А бой затянулся, и, несмотря на все усилия войск и большую помощь нашей авиации, продвинуться вперед не удалось. К полудню противник ввел столько сил, что вынудил наши части отойти в исходное положение. Вражеская авиация добилась господства в воздухе».

Причины неудач заключались не только в том, что люфтваффе господствовали в воздухе, но и в том, что немцы оборонялись тактически грамотно, хорошо наладив взаимодействие пехоты, артиллерии и немногочисленных танков и штурмовых орудий, оптимально используя свои весьма ограниченные силы и средства. Ведь резервы и средства усиления концентрировались в это время на юге, где готовилось генеральное наступление. Советские же войска еще не умели должным образом наладить взаимодействие родов войск в наступлении. Артиллерия во время артподготовки стреляла главным образом «по площадям» и наносила противнику лишь минимальный урон.

В мемуарах Рокоссовский расценил майские и июльские атаки 16-й армии как бесцельные: «Генералиссимус Суворов придерживался хорошего правила, согласно которому „каждый солдат должен знать свой маневр“. И мне, командующему армией, хотелось тоже знать общую задачу фронта и место армии в этой операции. Такое желание — аксиома в военном деле. Не мог же я удовлетвориться преподнесенной мне комфронтом формулировкой задачи — „изматывать противника“, осознавая и видя, что мы изматываем прежде всего себя».

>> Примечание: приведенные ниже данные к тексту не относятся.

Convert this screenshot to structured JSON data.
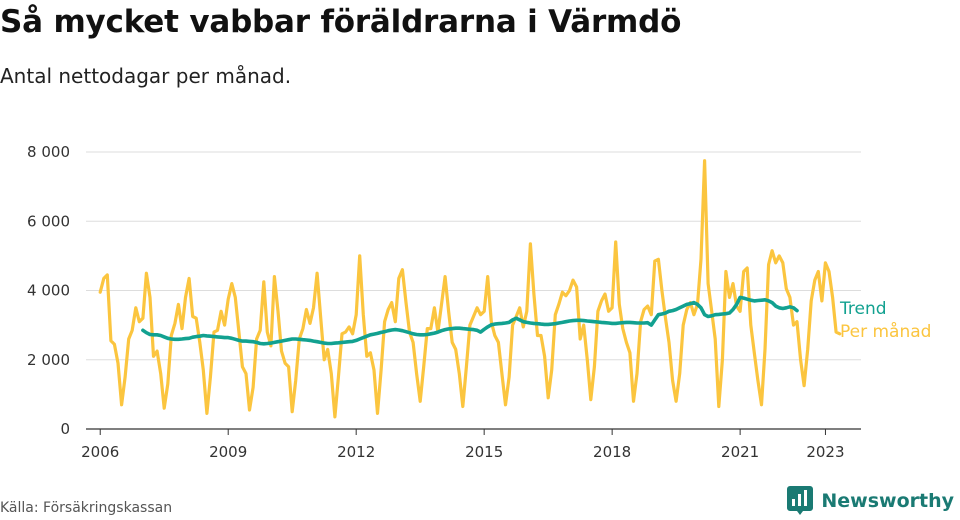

В начале июля Рокоссовского назначили командовать Брянским фронтом. В связи с этим, по всей видимости, произошла первая встреча Константина Константиновича со Сталиным. Согласно записи в журнале посещений, в первый раз в кремлевском кабинете вождя Рокоссовский оказался 13 июля 1942 года. Тут следует оговориться, что Сталин принимал своих подчиненных не только в кремлевском кабинете, но и на своих дачах, а также в кремлевской квартире. Однако регистрация посетителей велась только в кремлевском кабинете. Поэтому не исключено, что Рокоссовский встречался со Сталиным чаще, чем это указано в кремлевском журнале.

На Брянском фронте Рокоссовский отразил попытки немцев продвинуться вдоль Дона на север. Но в целом это направление летней кампании 1942 года оказалось второстепенным. Основные события развертывались сначала под Воронежем, а потом — на Сталинградском и Кавказском направлениях.

Об обстоятельствах своего назначения Константин Константинович так вспоминал в неопубликованной при жизни части мемуаров:

«Продвинуться вперед нашим войскам не удалось. Наступательные действия 16-й армии закончились. По приказу фронта она перешла к обороне.

Наконец-то!.. Только все же слишком поздно. Немецко-фашистские войска к этому времени, пополнив части людьми, вооружением и техникой и подтянув свежие соединения с запада, сами перешли в наступление, взяв инициативу в свои руки. Красная Армия, истощенная непрерывными наступательными действиями зимой и весной 1942 года, не в состоянии была помешать им.

В начале июля 1942 года меня вызвал к телефону ВЧ командующий фронтом и сообщил, что Ставка намерена назначить меня командующим Брянским фронтом.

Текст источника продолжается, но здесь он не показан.